Toda essa história de terror e seus personagens plenos da mais pura vilania, no entanto, serve-nos sempre a título de comparação da absoluta discrepância entre o fã clube e o J.C. (Jesus Cristo). E neste aspecto, “São Dimas” serve-nos tanto como uma referência atual de valores que a cultura Hip-Hop cultiva em consonância com o Nazareno. Como enquanto exercício poético de renascimento da existência do próprio Servo.
Devo acrescentar que meu coração ateu também não simplifica e não entende que qualquer que seja a contra cultura, arte e ou modo de fazer e pensar, seja a Salvação para ninguém. A vida e as suas condições são extremamente mais complexas do que essa redução nos quer fazer crer. Mas certamente, entendemos que muitas e muitas vezes, apenas uma prática esportiva, uma forma de fazer arte, o sentimento de pertença que esses lugares oferecem, são indicadores fundamentais para mudanças subjetivas e de vida.
O fato é que Servo utiliza não apenas o “São Dimas” como um personagem conceitual para o EP, mas transforma a sua vivência, de alguém que já esteve ligado ao tráfico e que hoje é um dos nomes mais relevantes do rap no Brasil. Transformando sua arte e sua visibilidade para questionar o status quo e lutar por uma vida digna ao seu menino e a sua mãe. Sem ilusões que 90% dos ditos cristãos aplaudem matanças, e desconhecem a boa nova.

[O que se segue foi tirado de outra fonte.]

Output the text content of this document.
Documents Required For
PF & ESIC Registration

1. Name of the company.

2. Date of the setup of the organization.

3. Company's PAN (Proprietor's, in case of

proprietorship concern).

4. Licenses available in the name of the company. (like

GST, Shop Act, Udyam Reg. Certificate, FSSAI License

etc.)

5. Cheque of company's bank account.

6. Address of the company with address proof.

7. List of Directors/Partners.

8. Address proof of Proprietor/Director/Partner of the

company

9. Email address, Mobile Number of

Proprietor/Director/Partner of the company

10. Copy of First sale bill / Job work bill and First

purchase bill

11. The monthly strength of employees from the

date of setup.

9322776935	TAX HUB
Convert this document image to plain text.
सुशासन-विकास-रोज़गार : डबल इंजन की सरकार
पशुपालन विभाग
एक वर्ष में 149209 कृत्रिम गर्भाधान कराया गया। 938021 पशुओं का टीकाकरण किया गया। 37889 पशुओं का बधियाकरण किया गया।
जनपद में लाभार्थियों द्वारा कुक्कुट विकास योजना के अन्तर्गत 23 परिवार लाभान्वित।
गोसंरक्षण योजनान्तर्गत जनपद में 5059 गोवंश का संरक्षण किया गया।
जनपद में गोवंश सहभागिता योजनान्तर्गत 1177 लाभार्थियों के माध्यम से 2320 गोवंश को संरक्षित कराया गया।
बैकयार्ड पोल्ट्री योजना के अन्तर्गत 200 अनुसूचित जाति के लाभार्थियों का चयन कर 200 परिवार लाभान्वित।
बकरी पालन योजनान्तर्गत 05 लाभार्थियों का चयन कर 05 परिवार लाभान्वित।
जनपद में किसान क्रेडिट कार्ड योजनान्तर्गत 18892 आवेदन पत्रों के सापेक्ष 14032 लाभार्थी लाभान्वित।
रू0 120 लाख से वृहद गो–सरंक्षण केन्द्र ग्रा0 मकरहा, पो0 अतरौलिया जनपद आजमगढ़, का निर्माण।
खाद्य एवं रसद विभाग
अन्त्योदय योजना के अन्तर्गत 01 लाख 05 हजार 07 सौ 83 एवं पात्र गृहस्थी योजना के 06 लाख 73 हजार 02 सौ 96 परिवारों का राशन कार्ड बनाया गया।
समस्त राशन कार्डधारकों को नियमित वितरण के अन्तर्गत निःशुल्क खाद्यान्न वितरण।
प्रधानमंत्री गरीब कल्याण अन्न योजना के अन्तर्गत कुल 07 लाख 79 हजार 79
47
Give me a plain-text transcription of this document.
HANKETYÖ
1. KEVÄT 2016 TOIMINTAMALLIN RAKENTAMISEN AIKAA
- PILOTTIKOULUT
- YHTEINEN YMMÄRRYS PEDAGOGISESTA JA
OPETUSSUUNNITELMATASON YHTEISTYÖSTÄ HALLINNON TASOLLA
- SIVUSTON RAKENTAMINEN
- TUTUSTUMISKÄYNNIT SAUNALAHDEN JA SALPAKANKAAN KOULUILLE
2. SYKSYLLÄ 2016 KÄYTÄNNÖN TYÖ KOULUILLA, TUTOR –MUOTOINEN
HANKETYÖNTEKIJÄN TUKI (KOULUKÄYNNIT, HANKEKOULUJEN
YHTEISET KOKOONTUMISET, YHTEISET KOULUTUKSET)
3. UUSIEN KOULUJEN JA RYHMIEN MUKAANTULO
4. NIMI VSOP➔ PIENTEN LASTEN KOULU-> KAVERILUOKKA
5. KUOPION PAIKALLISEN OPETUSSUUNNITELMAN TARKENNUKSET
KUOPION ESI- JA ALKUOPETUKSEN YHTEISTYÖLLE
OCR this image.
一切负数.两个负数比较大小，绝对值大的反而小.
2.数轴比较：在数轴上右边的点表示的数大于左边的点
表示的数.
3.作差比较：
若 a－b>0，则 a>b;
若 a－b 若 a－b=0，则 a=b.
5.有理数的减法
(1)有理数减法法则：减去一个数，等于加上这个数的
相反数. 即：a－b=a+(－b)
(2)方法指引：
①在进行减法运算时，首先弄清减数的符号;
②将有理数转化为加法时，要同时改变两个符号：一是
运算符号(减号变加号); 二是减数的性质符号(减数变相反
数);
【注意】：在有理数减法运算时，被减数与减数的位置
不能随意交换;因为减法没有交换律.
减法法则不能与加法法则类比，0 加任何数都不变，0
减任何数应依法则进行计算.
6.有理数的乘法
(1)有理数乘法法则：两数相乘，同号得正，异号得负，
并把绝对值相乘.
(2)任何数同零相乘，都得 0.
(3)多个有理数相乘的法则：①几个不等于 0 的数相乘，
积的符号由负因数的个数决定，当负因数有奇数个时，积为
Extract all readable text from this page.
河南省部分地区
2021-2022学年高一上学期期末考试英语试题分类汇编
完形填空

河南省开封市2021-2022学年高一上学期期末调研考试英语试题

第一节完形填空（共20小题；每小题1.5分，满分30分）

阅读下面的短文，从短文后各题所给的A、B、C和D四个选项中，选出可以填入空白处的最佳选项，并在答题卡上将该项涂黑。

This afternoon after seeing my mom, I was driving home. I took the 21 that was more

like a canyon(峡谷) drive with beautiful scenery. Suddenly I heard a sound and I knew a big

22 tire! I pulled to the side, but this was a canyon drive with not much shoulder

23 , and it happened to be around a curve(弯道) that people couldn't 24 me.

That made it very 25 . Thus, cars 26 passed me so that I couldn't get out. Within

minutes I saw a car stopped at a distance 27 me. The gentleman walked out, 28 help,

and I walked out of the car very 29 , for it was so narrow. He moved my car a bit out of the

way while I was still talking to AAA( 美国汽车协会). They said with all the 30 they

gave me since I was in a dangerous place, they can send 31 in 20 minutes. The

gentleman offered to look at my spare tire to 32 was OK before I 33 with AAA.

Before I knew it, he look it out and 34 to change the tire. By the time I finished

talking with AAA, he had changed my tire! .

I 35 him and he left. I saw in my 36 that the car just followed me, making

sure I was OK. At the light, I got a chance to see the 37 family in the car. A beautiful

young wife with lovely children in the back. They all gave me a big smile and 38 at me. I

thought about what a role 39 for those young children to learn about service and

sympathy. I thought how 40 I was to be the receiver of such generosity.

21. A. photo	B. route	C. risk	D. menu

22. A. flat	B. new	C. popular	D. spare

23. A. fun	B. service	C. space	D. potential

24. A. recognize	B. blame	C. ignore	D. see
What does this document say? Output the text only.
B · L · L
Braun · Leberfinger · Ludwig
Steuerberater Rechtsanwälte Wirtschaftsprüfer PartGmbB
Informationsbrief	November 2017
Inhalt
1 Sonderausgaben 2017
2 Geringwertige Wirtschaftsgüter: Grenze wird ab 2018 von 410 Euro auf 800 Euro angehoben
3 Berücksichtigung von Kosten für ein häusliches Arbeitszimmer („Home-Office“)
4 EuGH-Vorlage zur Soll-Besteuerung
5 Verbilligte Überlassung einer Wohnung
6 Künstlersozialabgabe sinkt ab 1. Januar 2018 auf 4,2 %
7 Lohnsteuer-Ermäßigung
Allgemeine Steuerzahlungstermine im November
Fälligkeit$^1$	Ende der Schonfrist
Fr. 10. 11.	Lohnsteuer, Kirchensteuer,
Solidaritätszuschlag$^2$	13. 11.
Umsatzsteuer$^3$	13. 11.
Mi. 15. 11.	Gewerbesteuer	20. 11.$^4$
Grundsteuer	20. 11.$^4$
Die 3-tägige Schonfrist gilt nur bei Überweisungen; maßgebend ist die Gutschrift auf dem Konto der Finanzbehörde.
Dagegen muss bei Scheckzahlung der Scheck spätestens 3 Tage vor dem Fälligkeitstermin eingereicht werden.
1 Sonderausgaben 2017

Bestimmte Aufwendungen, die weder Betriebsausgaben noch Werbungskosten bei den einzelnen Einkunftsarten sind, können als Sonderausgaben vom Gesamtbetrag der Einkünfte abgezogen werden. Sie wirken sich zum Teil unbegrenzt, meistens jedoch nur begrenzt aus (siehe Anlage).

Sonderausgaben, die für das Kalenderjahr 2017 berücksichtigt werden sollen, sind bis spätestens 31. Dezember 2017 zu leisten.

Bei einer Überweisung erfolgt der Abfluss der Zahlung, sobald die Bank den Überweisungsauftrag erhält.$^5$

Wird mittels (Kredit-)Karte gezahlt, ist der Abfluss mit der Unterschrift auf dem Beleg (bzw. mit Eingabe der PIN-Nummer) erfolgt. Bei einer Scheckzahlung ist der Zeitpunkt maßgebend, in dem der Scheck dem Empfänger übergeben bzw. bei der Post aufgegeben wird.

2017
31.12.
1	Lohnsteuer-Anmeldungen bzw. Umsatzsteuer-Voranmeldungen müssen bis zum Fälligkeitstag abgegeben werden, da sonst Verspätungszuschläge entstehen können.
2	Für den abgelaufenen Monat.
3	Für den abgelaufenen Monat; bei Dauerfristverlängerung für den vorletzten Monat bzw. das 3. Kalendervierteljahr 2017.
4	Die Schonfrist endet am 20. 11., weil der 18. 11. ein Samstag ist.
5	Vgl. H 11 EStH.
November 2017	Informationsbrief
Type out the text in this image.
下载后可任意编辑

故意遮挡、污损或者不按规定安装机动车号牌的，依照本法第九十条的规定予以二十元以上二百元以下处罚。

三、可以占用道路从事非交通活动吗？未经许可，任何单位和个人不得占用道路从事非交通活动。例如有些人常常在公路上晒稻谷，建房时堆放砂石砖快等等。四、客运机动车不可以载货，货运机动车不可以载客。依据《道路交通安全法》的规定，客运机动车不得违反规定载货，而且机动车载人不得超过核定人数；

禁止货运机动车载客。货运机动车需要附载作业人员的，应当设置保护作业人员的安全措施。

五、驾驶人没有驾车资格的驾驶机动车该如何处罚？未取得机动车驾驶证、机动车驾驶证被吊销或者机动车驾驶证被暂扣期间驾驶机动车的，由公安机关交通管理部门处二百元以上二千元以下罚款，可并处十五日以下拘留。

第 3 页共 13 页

É preciso mencionar o que a “nabru” chama-nos a atenção: “veja que ando sozinha mas tenho fieis comigo, não como se fosse uma igreja e sim como uma família sagrada”. Uma visão mais adequada a uma contracultura preta, e frontalmente diferente da visão clerical acima mencionada, onde público e mídias se comprazem em ajoelhar na cartilha dos Santos Eleitos entre a cultura e o hype.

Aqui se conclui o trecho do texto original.